When Blue Stars Turn Gold
By: Phyllis Sisson
I became a Gold Star Mom in July 2013, but I’m still trying to figure out this journey of what that means to be a mother who has lost her child.
My son Justin was a calm baby in the womb, usually perfectly happy to just sleep calmly close to my heart. That all changed when he was born six and a half weeks premature, and spent his first weeks in the NICU. That’s when we knew he was a fighter.
Growing up, Justin would always zero in on one particular thing in life, and be so passionate about that one thing. First, it was dinosaurs. Then wolves, pirates, and sunken ships. After that, it was a love of knights, castles, and finally, the military and its history. My own family could trace its military history back to Europe and the Revolutionary War. My father-in-law was a West Point graduate and veteran of both Korea and Vietnam. Having two grandfathers who both served in the military was something Justin admired very much.
It came as no surprise when Justin told us he wanted to be in the Army. I don’t remember how he told us, but it just seemed to be the natural order of his life. It was in his genes, and we supported him.
Justin wanted to attend West Point and follow in the footsteps of his grandfather, Brooks. After doing everything necessary, he was not accepted. Justin was very disappointed, but took it as a challenge to fight for what he wanted. He took an ROTC Scholarship to his dad’s alma mater, Florida State University.
At the end of his freshman year at FSU, Justin chose to give up his ROTC scholarship, and join the Florida National Guard. Much to our dismay, he followed his heart and finished Basic Training in the summer of 2008. A few months later, his National Guard Unit was activated and deployed to Iraq. As a full time student, Justin did not have to go. However, we were surprised to learn that he made the decision to deploy with his unit anyway
We asked Justin, “Why?”
He told us he felt the need to serve, and thought the experience would give him a better idea of what it would be like to lead his fellow soldiers in the future. Just like that, he was off to fight.
When he returned, he received the Bronze Star for his service, which is unusual for a Specialist to receive. He shrugged it off and said he was “just doing his job.”
Justin was commissioned as Second Lieutenant in the U.S. Army in April 2012.
It was a proud moment for us all. He completed Ranger School, Sapper School, Airborne and Assault, and was assigned to the 101st Airborne, 1-506th, 4th BCT at Fort Campbell, Kentucky. This was a dream come true for Justin, as he had always admired the Airborne Unit. He deployed ahead of his unit on April 2, 2013, as part of TORCH, a group sent to light the way in preparation for everyone else to follow. Just like that, he was off to another fight.
My last message to him was sent on June 2, 2013. “I love you. Be safe.” I saw that he had read it.
The next day, on June 3, 2013, Justin was killed in action in Chamkani, Afghanistan. A suicide bomber on a motorbike loaded with an IED went off while Justin was on foot patrol with his platoon. One other soldier in his platoon was killed, several others were injured. Initially, Justin was seriously injured. As medics were working on him, he told them he was fine.

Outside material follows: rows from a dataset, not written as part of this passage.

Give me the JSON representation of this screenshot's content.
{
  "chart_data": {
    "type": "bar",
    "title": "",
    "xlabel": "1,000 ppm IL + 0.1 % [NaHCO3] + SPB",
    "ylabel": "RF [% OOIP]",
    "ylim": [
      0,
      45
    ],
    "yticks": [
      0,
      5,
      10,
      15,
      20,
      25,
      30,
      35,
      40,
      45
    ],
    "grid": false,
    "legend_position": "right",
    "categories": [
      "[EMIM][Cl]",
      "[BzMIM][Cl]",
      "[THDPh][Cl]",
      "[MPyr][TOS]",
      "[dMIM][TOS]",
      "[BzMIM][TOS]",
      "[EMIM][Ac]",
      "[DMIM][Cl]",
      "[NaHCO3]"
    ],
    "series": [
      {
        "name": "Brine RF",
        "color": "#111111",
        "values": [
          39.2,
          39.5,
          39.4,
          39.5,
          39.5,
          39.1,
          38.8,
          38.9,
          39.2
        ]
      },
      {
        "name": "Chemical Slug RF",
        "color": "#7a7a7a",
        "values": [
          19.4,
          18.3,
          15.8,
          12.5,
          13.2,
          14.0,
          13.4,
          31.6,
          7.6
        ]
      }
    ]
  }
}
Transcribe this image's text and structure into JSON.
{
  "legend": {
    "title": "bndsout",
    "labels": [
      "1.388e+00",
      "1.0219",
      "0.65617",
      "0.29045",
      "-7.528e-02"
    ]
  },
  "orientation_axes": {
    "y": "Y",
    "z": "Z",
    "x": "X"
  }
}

He insisted they go take care of his men. He was still fighting.
In the months following Justin’s death, we were contacted by many of his friends, work associates, and complete strangers who have been touched by his death. More have been affected by the way he lived his life and treated his fellow man.
As his mother, I cherish these small glimpses into my son’s life. I am grateful for this, but I am not surprised. I know my son.
One memory I keep close to my heart was an email Justin sent me on Mother’s Day in 2013. Earlier in another conversation, he told me that he had a gift for me, and that he’d mail it as soon as someone came to pick up the mail on their base. Mail pick up happened only once a month.
A month after Justin’s death, his effects began arriving home from Afghanistan. When we had finished going through everything, someone mentioned a jewelry box. I thought it was strange that Justin had taken a jewelry box to Afghanistan with him. It was wrapped in bubble wrap. Inside was a beautiful hand-made wooden box, with a gold carving on top. There was no note with it.
I contacted the mother of Justin’s Captain and asked her if she knew about this box. She responded quickly and said the box was for me, for Mother’s Day. She relayed the story to me from Justin’s Platoon Sergeant – he had been in Gardez, saw the jewelry box, and said, “That would be perfect for my Mom.”
Yes, Justin. It is just perfect.
I think it’s important for people to know the stories of Gold Star Families. Our country has become numb after years of war. Most people ignore what is happening until it happens to them. It’s important for us to remember that our fallen are not just a number on the news. They all had lives, and people who loved them. Their loss stretches across our Nation and causes a ripple effect around the world.
As a Gold Star Mother, I know what has been lost. I know what might have been.
I hope that sharing my story will let another grieving mother know she is not alone. Others have stood in her shoes. We want to be there to support and keep the memory of our children alive.
If you’d like to support our nation’s Gold Star Families as they walk through the unimaginable grief of losing their loved one, your casualty assistance office should be aware of any Military Sponsored Support Groups for Survivors on your installation or in your area.